Run the prepare_dataset.ipynb notebook and change the paths accordingly.
Or, run the following:
import transformers
# Paths:
physionet_dir = '/.../physionet.org/files' # Where MIMIC-CXR, MIMIC-CXR-JPG, and MIMIC-IV-ED are stored.
database_dir = '/.../database/cxrmate_ed' # The Hugging Face dataset will be saved here.
# Prepare the Hugging Face MIMIC-CXR & MIMIC-IV-ED dataset:
model = transformers.AutoModel.from_pretrained('aehrc/cxrmate-ed', trust_remote_code=True)
model.prepare_data(physionet_dir=physionet_dir, database_dir=database_dir)
import torch
import transformers
# Device and paths:
device = 'cuda'
# Download model checkpoint:
model = transformers.AutoModelForCausalLM.from_pretrained('aehrc/cxrmate-ed', trust_remote_code=True).to(device=device)
tokenizer = transformers.PreTrainedTokenizerFast.from_pretrained('aehrc/cxrmate-ed')
# Get the Hugging Face MIMIC-CXR & MIMIC-IV-ED test set:
test_set = model.get_dataset(database_dir=database_dir, test_set_only=True)
# Get an example, add mini-batch dimension and move to device:
example = test_set[0]
example = {k: v.to(device).unsqueeze(0) if isinstance(v, torch.Tensor) else [v] for k, v in example.items()} # Add mini-batch dimension and move to device.

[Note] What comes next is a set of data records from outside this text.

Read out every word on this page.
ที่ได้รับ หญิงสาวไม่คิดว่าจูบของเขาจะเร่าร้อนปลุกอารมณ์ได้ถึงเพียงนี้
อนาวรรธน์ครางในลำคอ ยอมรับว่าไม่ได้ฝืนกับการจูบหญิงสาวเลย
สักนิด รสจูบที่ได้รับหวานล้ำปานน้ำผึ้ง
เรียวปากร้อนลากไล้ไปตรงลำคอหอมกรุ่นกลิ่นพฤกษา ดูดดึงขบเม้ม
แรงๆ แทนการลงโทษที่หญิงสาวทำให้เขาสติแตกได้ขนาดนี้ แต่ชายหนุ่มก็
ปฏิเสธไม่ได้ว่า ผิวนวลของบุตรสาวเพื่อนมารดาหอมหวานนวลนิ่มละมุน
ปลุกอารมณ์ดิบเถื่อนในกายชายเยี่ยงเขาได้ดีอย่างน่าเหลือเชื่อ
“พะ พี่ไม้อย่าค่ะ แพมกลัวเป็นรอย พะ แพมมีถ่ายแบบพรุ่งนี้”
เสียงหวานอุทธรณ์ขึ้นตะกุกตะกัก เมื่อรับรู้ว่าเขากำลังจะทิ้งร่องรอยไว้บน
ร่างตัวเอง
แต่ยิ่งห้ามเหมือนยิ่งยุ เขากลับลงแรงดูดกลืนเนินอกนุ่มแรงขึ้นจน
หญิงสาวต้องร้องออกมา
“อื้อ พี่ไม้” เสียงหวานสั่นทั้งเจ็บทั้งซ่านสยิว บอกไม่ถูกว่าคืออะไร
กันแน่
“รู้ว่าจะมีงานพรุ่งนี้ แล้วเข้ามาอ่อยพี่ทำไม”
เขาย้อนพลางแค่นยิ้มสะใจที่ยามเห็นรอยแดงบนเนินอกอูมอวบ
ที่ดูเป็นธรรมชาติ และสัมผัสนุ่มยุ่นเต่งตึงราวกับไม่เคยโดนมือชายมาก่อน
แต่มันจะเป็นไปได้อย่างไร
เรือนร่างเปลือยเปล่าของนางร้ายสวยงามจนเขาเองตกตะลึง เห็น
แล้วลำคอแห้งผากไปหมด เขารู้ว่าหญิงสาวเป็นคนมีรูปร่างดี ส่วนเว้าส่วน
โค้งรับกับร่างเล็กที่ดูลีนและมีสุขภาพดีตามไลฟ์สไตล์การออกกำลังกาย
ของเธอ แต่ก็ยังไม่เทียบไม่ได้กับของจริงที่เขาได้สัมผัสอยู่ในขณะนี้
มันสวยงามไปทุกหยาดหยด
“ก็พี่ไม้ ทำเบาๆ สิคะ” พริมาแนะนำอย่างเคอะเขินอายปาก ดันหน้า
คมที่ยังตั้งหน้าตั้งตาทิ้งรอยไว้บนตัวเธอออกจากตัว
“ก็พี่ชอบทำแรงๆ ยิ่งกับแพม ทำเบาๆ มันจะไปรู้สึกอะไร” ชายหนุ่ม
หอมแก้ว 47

# Convert the patient data in the batch into embeddings:
inputs_embeds, attention_mask, token_type_ids, position_ids, bos_token_ids = model.prepare_inputs(tokenizer=tokenizer, **example)
# Generate reports:
output_ids = model.generate(
input_ids=bos_token_ids,
decoder_inputs_embeds=inputs_embeds,
decoder_token_type_ids=token_type_ids,
prompt_attention_mask=attention_mask,
prompt_position_ids=position_ids,
special_token_ids=[tokenizer.sep_token_id],
max_length=256,
num_beams=4,
return_dict_in_generate=True,
)['sequences']
# Findings and impression section:
findings, impression = model.split_and_decode_sections(output_ids, [tokenizer.sep_token_id, tokenizer.eos_token_id], tokenizer)
for i,j in zip(findings, impression):
print(f'Findings:\t{i}\nImpression:\t{j}\n\n')
Generated reports (findings and impression sections) for the test set are provided in mimic_cxr_test_set_generated_reports
.
The used packages can be found in requirements.txt
.
A virtual environment can be created via:
python -m venv venv
source venv/bin/activate
python -m pip install --upgrade pip
python -m pip install --upgrade -r requirements.txt
Training is performed using dlhpcstarter
and PyTorch Lightning.
There are three stages of training. The first two are with teacher forcing, with the last stage using reinforcement learning.
First, configure the paths at config/paths.
dlhpcstarter -t cxrmate_ed -c config/stage_1 --train --test --trial 0
Note: as the decoder/language model is randomly initialised, some training runs may not converge. Try multiple training runs to get around this (e.g., --trial 0
, --trial 1
, --trial 2
, etc.).
Once stage 1 has finished, it can be used to warm-start the training on patient data embeddings:
dlhpcstarter -t cxrmate_ed -c config/stage_2 --train --test --trial 0
Once stage 2 has finished, it can be used to warm-start reinforcement learning:
dlhpcstarter -t cxrmate_ed -c config/stage_3 --train --test --trial 0
Note that four GPUs are used with DDP during this stage. This can be modified in config/stage_3.yaml.